A propósito das decisões judiciais sobre os "colégios amarelos" tem-se falado muito em "suspeição" sobre a imparcialidade dos juízes signatários dessas decisões. Ora, parece-me que é completamente errado enveredar pela indagação do passado cívico ou político dos magistrados, pelas posições que defenderam ou ações que empreenderam nesse domínio, para "explicar" as decisões agora tomadas. Não há juízes sem ideias, sem ideologia, não há juízes completamente neutros e "asséticos". Todos eles têm a sua visão do mundo, a sua experiência vital, uma cultura pessoal construída ao longo da vida. Claro que os juízes decidem de acordo com a lei, e segundo a sua convicção jurídica, não de acordo com a sua convicção pessoal. Mas toda a interpretação legislativa envolve juízos de valor que não são juízos matemáticos, não são operações aritméticas. Há sempre uma margem de incerteza ou de subjetividade ineliminável nas decisões judiciais. Uma margem que é eventualmente corrigível por via da submissão da decisão a recurso. Mas, para avaliar da eventual "parcialidade" de uma decisão judicial, o que importa não é averiguar qual o partido em que o juiz presumivelmente vota ou a religião que ele segue (muito menos quantos filhos tem...). O que é decisivo é avaliar a decisão em si e a fundamentação que a sustenta. Se a decisão é uma solução juridicamente admissível do caso e se está consistentemente fundamentada, não há motivos de "suspeição". Tenho dito.

03 agosto 2016

 

Liberdade condicional

Ainda a propósito de casos recentes, mas falando em abstrato, gostaria de dizer alguma coisa sobre a liberdade condicional. O problema é este: se o recluso continua a negar a prática do crime pelo qual foi condenado, é possível conceder-lhe a liberdade condicional? Isto porque a lei faz depender essa concessão da possibilidade de ser "fundadamente de esperar" que o condenado "conduzirá a sua vida de modo socialmente responsável, sem cometer crimes" (art. 61º, nº 2, a), do CP).

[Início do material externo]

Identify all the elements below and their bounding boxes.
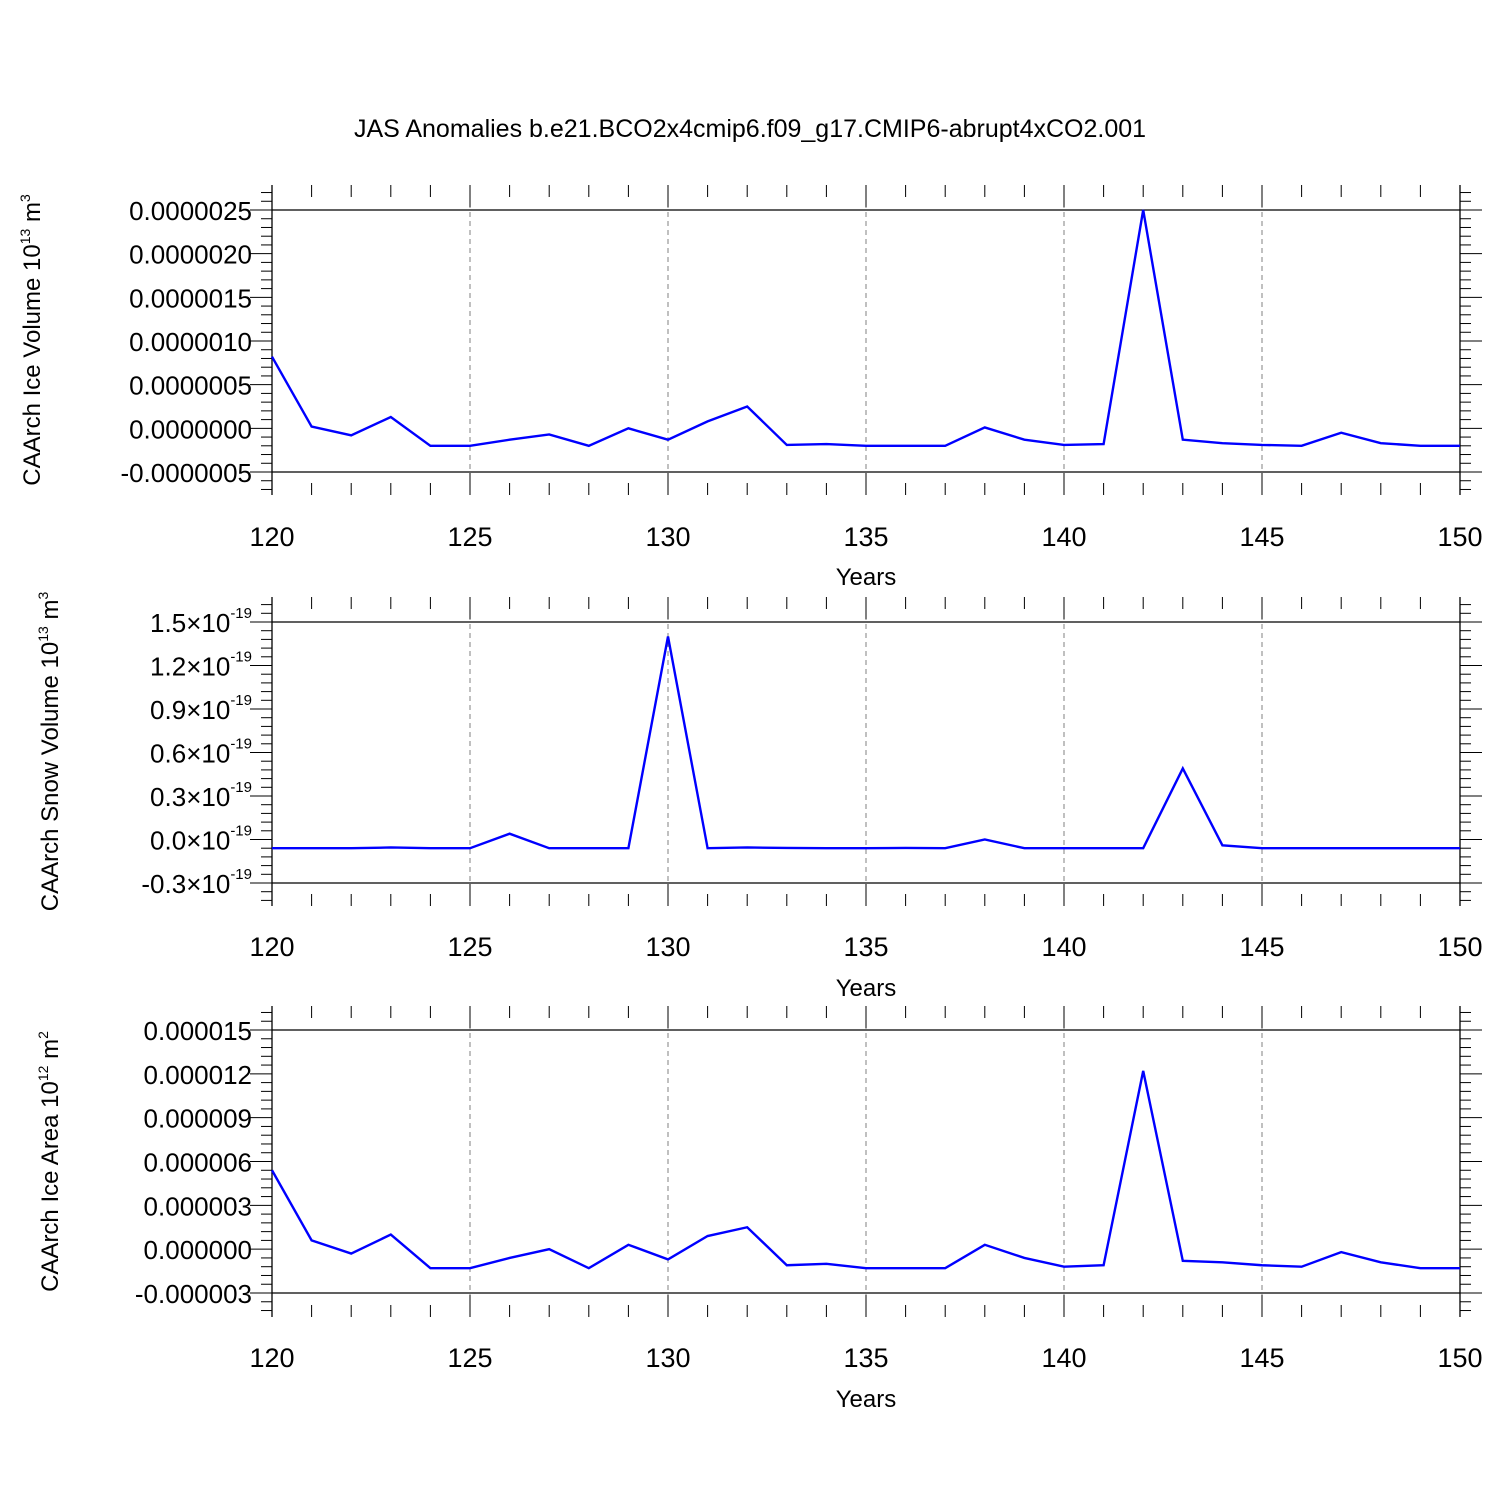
y-tick-label: 0.000006 xyxy=(144,1148,252,1178)
y-tick-label: 1.5×10-19 xyxy=(150,605,252,638)
series-line xyxy=(272,636,1460,850)
panel-ice-volume: -0.0000005 0.0000000 0.0000005 0.0000010 0.0… xyxy=(17,185,1483,591)
y-axis-label: CAArch Ice Area 1012 m2 xyxy=(35,1031,64,1292)
y-tick-label: 0.0000005 xyxy=(129,371,252,401)
x-tick-label: 140 xyxy=(1041,1343,1086,1373)
y-axis-label: CAArch Snow Volume 1013 m3 xyxy=(35,592,64,912)
y-tick-label: 0.0×10-19 xyxy=(150,823,252,856)
y-tick-label: 1.2×10-19 xyxy=(150,649,252,682)
y-tick-label: 0.000009 xyxy=(144,1104,252,1134)
x-tick-label: 120 xyxy=(249,1343,294,1373)
x-tick-label: 135 xyxy=(843,1343,888,1373)
x-tick-label: 130 xyxy=(645,932,690,962)
x-tick-label: 145 xyxy=(1239,932,1284,962)
x-tick-label: 140 xyxy=(1041,522,1086,552)
y-tick-label: 0.0000000 xyxy=(129,414,252,444)
y-tick-label: 0.3×10-19 xyxy=(150,779,252,812)
x-tick-label: 130 xyxy=(645,522,690,552)
y-tick-label: -0.0000005 xyxy=(120,458,252,488)
y-tick-label: 0.000003 xyxy=(144,1191,252,1221)
x-tick-label: 125 xyxy=(447,1343,492,1373)
y-axis-label: CAArch Ice Volume 1013 m3 xyxy=(17,194,46,486)
x-tick-label: 125 xyxy=(447,932,492,962)
x-tick-label: 135 xyxy=(843,522,888,552)
y-tick-label: 0.000015 xyxy=(144,1016,252,1046)
x-axis-label: Years xyxy=(836,1386,897,1413)
y-tick-label: 0.9×10-19 xyxy=(150,692,252,725)
y-tick-label: -0.3×10-19 xyxy=(141,866,252,899)
series-line xyxy=(270,209,1460,448)
y-tick-label: 0.000000 xyxy=(144,1235,252,1265)
x-tick-label: 130 xyxy=(645,1343,690,1373)
x-tick-label: 145 xyxy=(1239,1343,1284,1373)
x-axis-label: Years xyxy=(836,564,897,591)
x-tick-label: 120 xyxy=(249,522,294,552)
x-tick-label: 145 xyxy=(1239,522,1284,552)
y-tick-label: 0.0000015 xyxy=(129,283,252,313)
y-tick-label: 0.000012 xyxy=(144,1060,252,1090)
x-tick-label: 140 xyxy=(1041,932,1086,962)
x-tick-label: 135 xyxy=(843,932,888,962)
panel-snow-volume: -0.3×10-19 0.0×10-19 0.3×10-19 0.6×10-19 0.9… xyxy=(35,592,1483,1002)
y-tick-label: 0.0000020 xyxy=(129,240,252,270)
x-tick-label: 125 xyxy=(447,522,492,552)
y-tick-label: -0.000003 xyxy=(135,1279,252,1309)
y-tick-label: 0.6×10-19 xyxy=(150,736,252,769)
x-axis-label: Years xyxy=(836,975,897,1002)
figure-title: JAS Anomalies b.e21.BCO2x4cmip6.f09_g17.… xyxy=(354,115,1146,143)
y-tick-label: 0.0000025 xyxy=(129,196,252,226)
series-line xyxy=(270,1070,1460,1270)
y-tick-label: 0.0000010 xyxy=(129,327,252,357)
panel-ice-area: -0.000003 0.000000 0.000003 0.000006 0.00000… xyxy=(35,1006,1483,1413)
x-tick-label: 150 xyxy=(1437,932,1482,962)
x-tick-label: 150 xyxy=(1437,1343,1482,1373)
x-tick-label: 150 xyxy=(1437,522,1482,552)
x-tick-label: 120 xyxy=(249,932,294,962)
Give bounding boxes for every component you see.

E há quem argumente que, se o condenado não confessa, se não admite a sua responsabilidade, então não é possível formular aquele juízo de prognose favorável. Creio, porém, que essa será uma visão demasiado formalista da questão. O pressuposto estabelecido naquele preceito legal é de ordem material, tem a ver com exigências de prevenção especial. O tribunal tem que indagar se "atentas as circunstâncias do caso, a vida anterior do agente, a sua personalidade e a evolução desta durante a execução da pena de prisão", como se diz no mesmo, é admissível um juízo favorável sobretudo o comportamento futuro. A lei não exige expressamente a confissão ou o arrependimento para que tal aconteça. E manifestamente aponta para uma apreciação global da situação em que todos os fatores, fácticos e de personalidade, anterior e atual, sejam conjugadamente avaliados. É evidente que a confissão/arrependimento favorecerá a formulação do juízo de prognose favorável (mas sem a determinar automaticamente!). Contudo, a ausência desse fator não pode obstar, só por si, a essa formulação. Tudo dependerá do conjunto do circunstancialismo. Doutra forma, estar-se-á a "impor" a confissão ao recluso, o que não será compatível com os princípios do direito penal. O arguido, ainda que definitivamente condenado, e mesmo depois de cumprida a pena, pode vir a todo o tempo interpor recurso de revisão com vista a provar a sua inocência. Por isso, não se lhe impor a "renúncia" a esse recurso como condição para a concessão da liberdade condicional.